Il est le contre-ténor star des opéras de Haendel, aura qu’il partage avec quelques autres illustres chanteurs de cette catégorie de nouvelles stars du chant qui consacrent leur immense talent et un travail acharné à l’opéra baroque, entre autres. Et le public est au rendez-vous, de plus en plus nombreux et enthousiaste. En un mot, il fait partie des nouvelles “coqueluches“ des nombreuses scènes d’art lyrique.
« Ma relation à ma voix est indescriptible. C’est comme vivre avec deux âmes ou être … en couple ! »
On l’attendait dans Written on skin cet automne au Capitole. Hélas, il nous fit faux – bond. Dommage car sa prestation à Aix durant l’été dans la création mondiale de cet opéra contemporain de George Benjamin fut couverte d’éloges, miraculeux d’expressivité et de musicalité qu’il fût. Et quand on sait que le compositeur a écrit spécialement pour la voix même de chaque protagoniste parmi les trois plus importants, les faisant chacun dédicataire, cela situe le talent de notre artiste. Mais, nous avons l’excellent souvenir encore intact du Belshazzar de Haendel, oratorio en trois actes courant mai 2011 sur la scène de notre Théâtre.
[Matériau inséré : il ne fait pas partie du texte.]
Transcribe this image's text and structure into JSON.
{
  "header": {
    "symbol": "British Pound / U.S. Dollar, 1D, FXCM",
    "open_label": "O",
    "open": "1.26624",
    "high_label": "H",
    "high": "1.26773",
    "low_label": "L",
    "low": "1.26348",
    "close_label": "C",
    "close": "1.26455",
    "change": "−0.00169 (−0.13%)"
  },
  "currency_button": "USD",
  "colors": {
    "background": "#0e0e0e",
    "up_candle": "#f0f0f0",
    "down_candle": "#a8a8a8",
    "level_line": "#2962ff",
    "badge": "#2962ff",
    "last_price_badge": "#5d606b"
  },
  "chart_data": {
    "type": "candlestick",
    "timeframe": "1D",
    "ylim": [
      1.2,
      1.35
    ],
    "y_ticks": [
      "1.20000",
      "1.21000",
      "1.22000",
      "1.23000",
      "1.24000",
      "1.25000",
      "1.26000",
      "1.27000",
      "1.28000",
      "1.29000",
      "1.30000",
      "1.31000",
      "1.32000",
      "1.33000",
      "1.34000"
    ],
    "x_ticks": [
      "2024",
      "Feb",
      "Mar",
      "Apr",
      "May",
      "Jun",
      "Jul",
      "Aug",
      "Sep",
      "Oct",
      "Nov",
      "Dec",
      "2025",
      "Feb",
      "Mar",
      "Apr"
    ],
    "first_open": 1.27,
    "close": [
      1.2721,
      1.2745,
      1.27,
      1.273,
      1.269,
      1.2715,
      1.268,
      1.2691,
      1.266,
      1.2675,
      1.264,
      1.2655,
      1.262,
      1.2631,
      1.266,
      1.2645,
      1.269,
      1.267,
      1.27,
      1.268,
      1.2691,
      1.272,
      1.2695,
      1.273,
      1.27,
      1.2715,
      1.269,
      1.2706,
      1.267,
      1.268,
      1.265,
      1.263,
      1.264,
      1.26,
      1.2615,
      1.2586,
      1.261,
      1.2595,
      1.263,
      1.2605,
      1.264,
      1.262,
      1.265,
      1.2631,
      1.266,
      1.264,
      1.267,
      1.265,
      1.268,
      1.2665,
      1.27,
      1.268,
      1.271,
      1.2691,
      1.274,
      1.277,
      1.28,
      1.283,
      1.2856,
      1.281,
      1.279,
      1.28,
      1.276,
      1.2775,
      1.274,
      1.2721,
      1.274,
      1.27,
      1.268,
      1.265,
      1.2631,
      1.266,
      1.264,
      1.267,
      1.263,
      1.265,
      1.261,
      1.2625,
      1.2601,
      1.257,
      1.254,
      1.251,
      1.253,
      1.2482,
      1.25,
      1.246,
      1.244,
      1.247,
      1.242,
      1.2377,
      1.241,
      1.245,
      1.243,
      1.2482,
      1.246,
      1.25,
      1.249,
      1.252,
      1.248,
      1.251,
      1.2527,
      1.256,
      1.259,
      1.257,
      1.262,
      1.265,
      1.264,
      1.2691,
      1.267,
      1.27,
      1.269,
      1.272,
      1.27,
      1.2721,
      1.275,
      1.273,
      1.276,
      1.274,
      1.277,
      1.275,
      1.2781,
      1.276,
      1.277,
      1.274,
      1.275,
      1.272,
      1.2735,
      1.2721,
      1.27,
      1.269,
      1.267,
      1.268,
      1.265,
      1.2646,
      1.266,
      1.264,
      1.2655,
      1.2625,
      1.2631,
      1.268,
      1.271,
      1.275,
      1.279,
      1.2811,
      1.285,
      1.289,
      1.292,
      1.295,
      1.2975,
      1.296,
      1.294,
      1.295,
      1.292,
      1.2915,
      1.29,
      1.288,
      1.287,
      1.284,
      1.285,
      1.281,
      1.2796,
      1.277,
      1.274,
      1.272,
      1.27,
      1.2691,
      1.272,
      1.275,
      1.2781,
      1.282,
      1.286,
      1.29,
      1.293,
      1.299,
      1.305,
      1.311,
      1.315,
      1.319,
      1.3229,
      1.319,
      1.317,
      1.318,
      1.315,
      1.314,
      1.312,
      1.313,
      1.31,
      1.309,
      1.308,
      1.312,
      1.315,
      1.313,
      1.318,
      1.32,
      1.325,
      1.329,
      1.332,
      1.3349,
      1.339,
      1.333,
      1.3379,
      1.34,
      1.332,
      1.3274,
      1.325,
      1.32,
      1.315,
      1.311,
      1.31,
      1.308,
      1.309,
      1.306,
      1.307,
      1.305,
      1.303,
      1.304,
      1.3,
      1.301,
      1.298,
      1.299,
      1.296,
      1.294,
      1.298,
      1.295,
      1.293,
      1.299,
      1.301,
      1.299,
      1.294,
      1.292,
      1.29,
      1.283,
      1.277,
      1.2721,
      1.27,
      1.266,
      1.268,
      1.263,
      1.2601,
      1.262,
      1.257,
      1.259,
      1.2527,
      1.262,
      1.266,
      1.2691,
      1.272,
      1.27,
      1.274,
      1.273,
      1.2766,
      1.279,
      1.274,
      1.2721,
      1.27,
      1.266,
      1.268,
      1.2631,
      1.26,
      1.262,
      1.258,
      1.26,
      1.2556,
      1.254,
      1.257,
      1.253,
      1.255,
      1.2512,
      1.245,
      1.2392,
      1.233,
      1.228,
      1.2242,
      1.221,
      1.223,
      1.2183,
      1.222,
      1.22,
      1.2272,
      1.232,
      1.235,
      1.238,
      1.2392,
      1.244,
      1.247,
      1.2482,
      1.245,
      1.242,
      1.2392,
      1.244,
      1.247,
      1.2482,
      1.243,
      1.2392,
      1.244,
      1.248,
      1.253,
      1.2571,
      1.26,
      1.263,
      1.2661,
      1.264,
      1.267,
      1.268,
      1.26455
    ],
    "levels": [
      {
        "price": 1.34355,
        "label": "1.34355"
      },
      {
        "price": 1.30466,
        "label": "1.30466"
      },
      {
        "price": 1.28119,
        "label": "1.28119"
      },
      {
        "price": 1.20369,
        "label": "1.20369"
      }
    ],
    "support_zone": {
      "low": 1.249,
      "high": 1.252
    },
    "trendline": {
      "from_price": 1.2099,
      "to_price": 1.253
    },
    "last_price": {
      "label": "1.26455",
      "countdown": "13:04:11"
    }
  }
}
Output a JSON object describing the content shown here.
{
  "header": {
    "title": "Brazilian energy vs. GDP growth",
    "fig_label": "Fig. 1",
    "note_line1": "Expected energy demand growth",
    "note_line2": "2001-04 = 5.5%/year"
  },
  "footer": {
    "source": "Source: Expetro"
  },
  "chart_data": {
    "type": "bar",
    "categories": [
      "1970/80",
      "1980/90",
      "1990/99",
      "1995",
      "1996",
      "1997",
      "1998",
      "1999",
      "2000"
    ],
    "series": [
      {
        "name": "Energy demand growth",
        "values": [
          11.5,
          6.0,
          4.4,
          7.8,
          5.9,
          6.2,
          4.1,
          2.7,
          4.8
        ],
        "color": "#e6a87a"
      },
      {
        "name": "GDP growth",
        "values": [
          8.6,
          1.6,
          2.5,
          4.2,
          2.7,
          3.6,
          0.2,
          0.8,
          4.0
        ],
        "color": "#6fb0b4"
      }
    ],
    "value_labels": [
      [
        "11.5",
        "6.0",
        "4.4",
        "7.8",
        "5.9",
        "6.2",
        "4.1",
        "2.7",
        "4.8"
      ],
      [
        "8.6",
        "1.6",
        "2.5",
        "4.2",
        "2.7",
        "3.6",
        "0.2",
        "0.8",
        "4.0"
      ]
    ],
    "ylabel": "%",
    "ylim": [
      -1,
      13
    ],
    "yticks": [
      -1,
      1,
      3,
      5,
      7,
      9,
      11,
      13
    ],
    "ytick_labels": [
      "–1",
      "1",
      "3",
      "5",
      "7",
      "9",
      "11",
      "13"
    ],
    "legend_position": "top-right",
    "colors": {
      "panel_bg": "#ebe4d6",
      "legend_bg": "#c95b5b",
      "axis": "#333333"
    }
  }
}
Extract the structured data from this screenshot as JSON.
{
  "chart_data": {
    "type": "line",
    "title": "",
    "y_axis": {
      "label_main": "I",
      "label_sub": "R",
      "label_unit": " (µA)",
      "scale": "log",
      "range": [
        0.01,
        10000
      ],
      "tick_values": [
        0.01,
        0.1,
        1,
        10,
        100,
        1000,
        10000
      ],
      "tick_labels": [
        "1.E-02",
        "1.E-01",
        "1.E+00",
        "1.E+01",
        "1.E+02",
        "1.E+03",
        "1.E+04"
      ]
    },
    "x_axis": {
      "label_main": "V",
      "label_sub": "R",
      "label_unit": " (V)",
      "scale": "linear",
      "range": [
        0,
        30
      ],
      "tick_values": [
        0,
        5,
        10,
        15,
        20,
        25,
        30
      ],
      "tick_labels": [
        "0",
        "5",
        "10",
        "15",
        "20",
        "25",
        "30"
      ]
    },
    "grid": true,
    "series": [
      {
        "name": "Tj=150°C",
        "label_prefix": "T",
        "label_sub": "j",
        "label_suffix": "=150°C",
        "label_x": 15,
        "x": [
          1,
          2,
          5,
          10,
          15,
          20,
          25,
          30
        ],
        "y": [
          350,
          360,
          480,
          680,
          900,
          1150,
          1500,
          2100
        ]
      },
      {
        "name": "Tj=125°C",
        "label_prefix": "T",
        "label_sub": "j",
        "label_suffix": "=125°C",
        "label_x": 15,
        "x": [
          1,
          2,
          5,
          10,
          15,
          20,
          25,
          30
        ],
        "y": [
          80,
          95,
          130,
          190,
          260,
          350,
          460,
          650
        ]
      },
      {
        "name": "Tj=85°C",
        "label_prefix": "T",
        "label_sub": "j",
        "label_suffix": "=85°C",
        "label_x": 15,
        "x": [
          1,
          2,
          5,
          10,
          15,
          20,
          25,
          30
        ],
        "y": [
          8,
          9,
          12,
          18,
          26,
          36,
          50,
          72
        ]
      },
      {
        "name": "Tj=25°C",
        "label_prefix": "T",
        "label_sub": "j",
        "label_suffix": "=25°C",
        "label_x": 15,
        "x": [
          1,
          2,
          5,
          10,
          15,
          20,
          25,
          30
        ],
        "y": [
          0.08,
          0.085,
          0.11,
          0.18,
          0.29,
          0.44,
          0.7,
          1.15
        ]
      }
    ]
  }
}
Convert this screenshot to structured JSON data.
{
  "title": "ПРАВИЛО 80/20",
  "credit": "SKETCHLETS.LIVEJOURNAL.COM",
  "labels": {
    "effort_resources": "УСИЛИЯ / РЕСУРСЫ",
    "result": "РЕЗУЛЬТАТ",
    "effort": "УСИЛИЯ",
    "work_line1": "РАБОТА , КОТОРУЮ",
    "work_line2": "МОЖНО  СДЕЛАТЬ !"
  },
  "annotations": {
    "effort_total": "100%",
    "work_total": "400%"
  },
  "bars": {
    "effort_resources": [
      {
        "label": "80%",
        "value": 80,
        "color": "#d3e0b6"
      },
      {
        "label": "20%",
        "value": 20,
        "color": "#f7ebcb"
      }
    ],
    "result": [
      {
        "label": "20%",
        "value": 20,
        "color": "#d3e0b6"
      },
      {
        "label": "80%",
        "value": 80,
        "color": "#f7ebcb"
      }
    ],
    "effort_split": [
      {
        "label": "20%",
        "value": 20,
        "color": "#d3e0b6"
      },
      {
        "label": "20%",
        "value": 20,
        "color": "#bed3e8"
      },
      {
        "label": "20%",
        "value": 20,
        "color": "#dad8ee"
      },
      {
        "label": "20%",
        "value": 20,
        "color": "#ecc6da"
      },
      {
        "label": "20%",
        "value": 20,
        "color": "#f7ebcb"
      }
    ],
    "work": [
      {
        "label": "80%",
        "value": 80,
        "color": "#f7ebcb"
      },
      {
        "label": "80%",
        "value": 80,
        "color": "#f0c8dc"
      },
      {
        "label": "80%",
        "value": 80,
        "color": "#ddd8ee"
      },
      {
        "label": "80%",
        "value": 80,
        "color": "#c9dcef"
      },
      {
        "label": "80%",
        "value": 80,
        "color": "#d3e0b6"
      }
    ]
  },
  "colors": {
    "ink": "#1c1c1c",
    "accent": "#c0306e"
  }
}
Il y était un remarquable Cyrus, et par la présence scénique, mâle et mystérieuse, et par la voix dont le bas du registre se caractérise par ampleur, plénitude, richesse.
Pour ce récital, il présente un programme au tournant des styles baroque et classique qui nous invite à la découverte, du préclassicisme de Gluck et Jean-Sébastien Bach, et à celle du premier Mozart et de l’opéra seria à l’ère classique. Bizarrement, pas de Haendel, mais on peut supposer que quelques “encore“, “haendeliens“ qui sait ? sauront nous conforter sur la solidité et la puissance des médiums et des graves, et sur l’assise d’aigus vaporeux. Un admirateur vous dirait : « La voix envoûtante de Bejun Mehta n’est pas seulement cette construction comparable aux monuments égyptiens de Kheops ou de Saqqarah. Lorsqu’elle évoque le désespoir d’un héros comme Radamisto ou la perplexité d’un roi Pertharite, son timbre étoilé de mystère nocturne est une énigme aussi troublante que le Sphinx de Gizeh. »
Il est accompagné par un des ensembles de musique ancienne parmi les plus réputés, l’Akademie für Alte Musik Berlin dirigée par Bernhard Forck.
Enfin, l’artiste pourrait vous confier qu’il a grandi dans une famille de musiciens, qu’il a bien pour petit-cousin le chef d’orchestre Zubin Mehta ! qu’il a fréquenté la scène très jeune puisqu’il se produisait alors avec une voix exceptionnelle de soprano. Un disque est là pour prouver ce qui avait alors stupéfié un certain Leonard Bernstein : « Incroyable d’entendre autant de richesse et de maturité musicale chez un adolescent. » Hélas, catastrophe, la nature passe par là et la mue le propulse baryton. Une perte si douloureuse que l’adolescent attendra sept ans avant de pouvoir reprendre le chant. Il se consacrera au violoncelle, il n’est pas baryton pour rien, rencontre alors le violoncelliste Janos Starker, obtient un diplôme en littérature allemande, devient directeur artistique pour de grandes maisons de disques, et se remet enfin à travailler sa voix ce qui lui vaut une bourse d’études appuyée par l’immense contralto Marilyn Horne qui le pousse vers le chant comme contre-ténor.
Entre temps, il “tombe“ dans le New Yorker sur le portrait d’un certain David Daniels, contre-ténor de réputation internationale. La similitude de leur parcours achèvera de le convaincre qu’il est temps, à bientôt trente ans, de se frotter au répertoire des castrats du XVIIIè. Et voilà comment l’homme se retrouve à nouveau en couple …avec sa voix ! qui après tout n’avait baissé que d’une quinte, ou d’une quarte.